Enter the Delhi Metro – a huge network of 164 over- and underground stations – and by any account, a titan of civil engineering and administration.

The numbers are simply colossal. Every day the metro serves on average almost 3m people. Annually, it carries around 1bn.

In a country where intercity trains still turn up a day late, the Delhi Metro is extraordinarily timely. On the major lines, trains will come every several minutes. The trains are extraordinary speedy, and you’ll reach your destination in a fraction of the time it would take for you to drive the distance.

The minimum fare is 10 rupees (12p); the maximum fare, to and from the airport, is 50 (60p).

The evolution of the metro. Image: Terramorphus/Wikimedia Commons.

Construction of the metro system began in 1998, with the first section completed in late 2002. Keen to avoid the catastrophic corruption and bureaucratic mismanagement which plagued eastern city of the Kolkata Metro, developers took advice from Hong Kong’s high-tech system There have been several stages of development to add extra lines; more is planned. By 2020, it is hoped that the 135 miles of line will have increased to over 300.  

One thing quite striking about the metro is its women’s only carriages at the rear and the front of the train, marked by pink signs. Sexual assault and harassment has been a horrific problem on Delhi’s transport systems.
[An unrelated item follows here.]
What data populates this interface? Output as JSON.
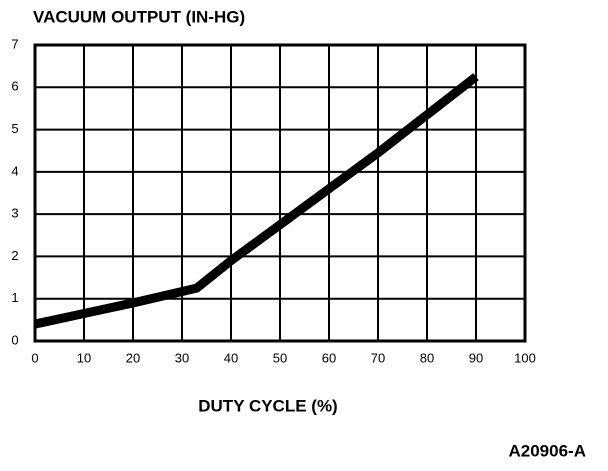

Women can of course go anywhere on the train – but men who violate the carriage system will have to deal with the scathing anger of the entire pink carriage.


One of the under-discussed impacts of widespread and well-used public transportation systems is their propensity to break down social and class barriers over time. As the London Tube began to be used more and more in early 20th century London, people from completely different walks of life and classes began to brush shoulders and share the same air.

The story is similar in Delhi. The necessity of the metro helps to break down old caste and class divisions. Of course, many elite Delhiites would not be seen dead on the metro, and choose their private chauffeur over brushing shoulders with the common man. But slowly and surely, the times are a changing.

What’s more, the Delhi Metro system is one of the greenest around. Six years ago, the Metro was the first railway system in the world to be awarded carbon credits from the United Nations for helping to reduce pollution in the capital by an estimated 640,000 tonnes every year.  

All praises sung and said, however, at peak times it’s less mind the gap and more mind your ribs – as a fifth of humanity seems to try to get on and off the train at once.